Bangkok kemudian menarik duta besarnya dari Phnom Penh dan mengumumkan pengusiran utusan Kamboja. Pada hari Kamis pagi, konflik tampak semakin tak terkendali ketika militer Thailand mengerahkan kekuatan udara. Salah satu dari enam jet tempur F-16 yang ditempatkan di dekat perbatasan melancarkan serangan, menghancurkan apa yang digambarkan oleh pejabat Thailand sebagai target militer Kamboja.

Thailand dan Kamboja Saling Menuduh

Dalam situasi yang semakin memburuk, militer Thailand mengklaim bahwa Kamboja telah mengerahkan pesawat tanpa awak pengintai sebelum mengirim pasukan ke daerah tersebut. Mereka menyatakan bahwa pasukan Kamboja melepaskan tembakan dengan senjata berat, termasuk artileri dan roket jarak jauh BM21, yang memaksa tentara Thailand untuk membalas.

Di sisi lain, pemerintah Kamboja mengecam "agresi militer yang sembrono dan brutal" oleh Thailand.

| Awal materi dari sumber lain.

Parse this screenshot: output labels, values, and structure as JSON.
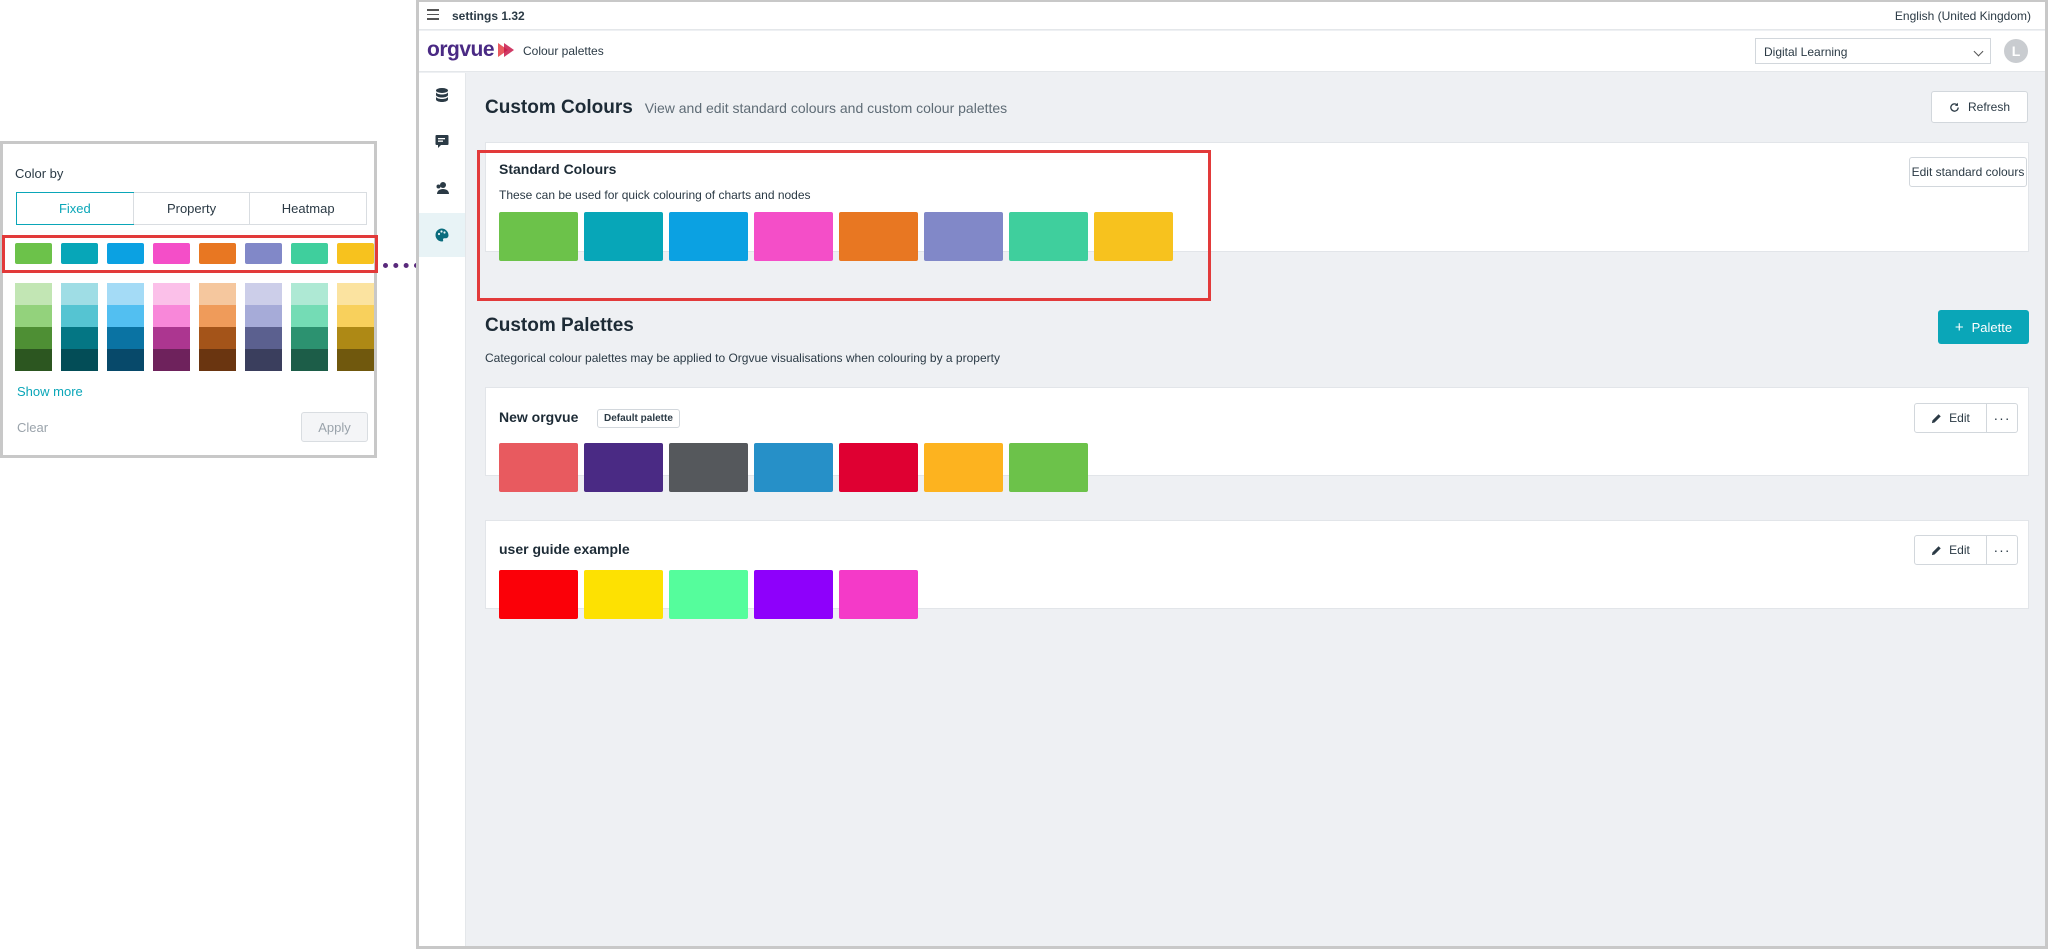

Mereka menuduh negara tetangga tersebut melanggar kedaulatannya dan perjanjian sebelumnya yang bertujuan untuk meredakan ketegangan.

Apakah Akan Jadi Perang Penuh?

Penjabat Perdana Menteri Thailand, Phumtham Wechayachai, menyatakan bahwa perselisihan antara Thailand dan Kamboja masih rumit dan harus ditangani dengan hati-hati. Sementara itu, Perdana Menteri Kamboja Hun Manet menegaskan bahwa negaranya ingin menyelesaikan perselisihan secara damai, tetapi jika diperlukan, mereka akan merespons dengan kekuatan bersenjata.

Meskipun pernah terjadi baku tembak serius di masa lalu, eskalasinya mereda dengan cepat. Namun, saat ini, kekurangan kepemimpinan yang memiliki kekuatan dan keyakinan untuk menarik diri dari konfrontasi ini di kedua negara menjadi ancaman yang nyata.